Does Monetary Inflation Cause a Business Cycle?

Tom Woods – on his wonderful podcast – recently had Joe Salerno and Jonathan Newman on to discuss the Austrian Business Cycle Theory (ABCT).

Specifically, the three of them were responding to an article by Steve Horwitz that they saw as a criticism against the Austrian Business Cycle Theory.  I am not certain if the article was supposed to be an outright criticism of the ABCT, or if it was just to show its limitations.  There were parts of Horwitz’s article I agreed with, and parts I didn’t agree with.

A little before the halfway mark of the podcast, they discussed one particular claim from the article.  In discussing the Great Depression, Horwitz writes, “The theory’s adherents have argued that the recession that began in 1929 was the result of an unsustainable boom initiated by an excess supply of money at some point in the 1920s.”

On the podcast, Salerno was quick to disagree with this point.  He said that the excess supply of money doesn’t cause the business cycle.  He said that it is how the increase in the money supply is injected through the financial system, and thus lowering interest rates, that causes the business cycle.

Specifically, Salerno stated that an increase in the money supply that was used directly for war spending would not cause a business cycle.  He said, “That only causes a simple inflation.  It causes prices to rise.  It does not cause a business cycle.”

I believe Salerno gets this wrong.  An increase in the money supply to finance war spending (or anything else) is not just a simple rise in prices.  It is a misallocation of capital.  It is also a redistribution of wealth.
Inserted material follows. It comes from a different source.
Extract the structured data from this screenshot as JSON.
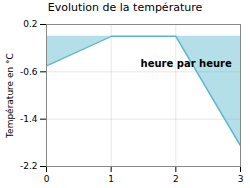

A correction – which is the bust phase – occurs when those misallocated resources get realigned.  So if you create new money to finance the military industrial complex and then that flow of new money comes to an end, there is going to be something of a bust with the war industry.  The makers of weapons will see higher unemployment.  Stock prices will probably fall.

The biggest bust of the recession in 2008 was housing.  And yes, this was largely due to the artificially low interest rates, also coupled with easy money.  But we can’t completely discount the government’s incentives of encouraging banks to lend and supporting the mortgage market through its government enterprises (Fannie Mae and Freddie Mac).

You could have an increase in the money supply that goes directly to the government, which then uses the money to help people make down payments on houses.  This would likely result in more demand for purchases of houses and a bidding up of prices.  It would likely cause a bubble in housing.  You don’t have to have an artificially low interest rate for the government to cause a bubble.  It certainly helps, and it certainly can exaggerate the situation, but it isn’t an absolute necessity.

Maybe Salerno would argue that an increase in the money supply would just cause misallocations in certain industries, limited to those areas where the government spends its money.  In his eyes, maybe this doesn’t constitute the business cycle because it is not widespread.

But in any bust phase, there are always certain industries that get hit harder than others.  Some industries are virtually untouched.  The housing bust was devastating because it is such a major asset and also because it impacted the banking system from all of the bad loans.

I know many Austrian school economists will disagree with me on this point, but I believe that an increase in the money supply can cause artificial booms and busts.

Usually the easy money and low interest rates go hand in hand.  So in today’s system, this internal debate may be somewhat moot.  But I hope that Salerno at least recognizes the fact that an increasing money supply misallocates resources.  And unless those resources continue to be misallocated forever, there is going to be some kind of bust.

That is one of the most devastating effects of an increasing money supply.  It distorts savings and investment and it misallocates resources.  This misallocation makes everyone poorer, except for the few beneficiaries who see the money first.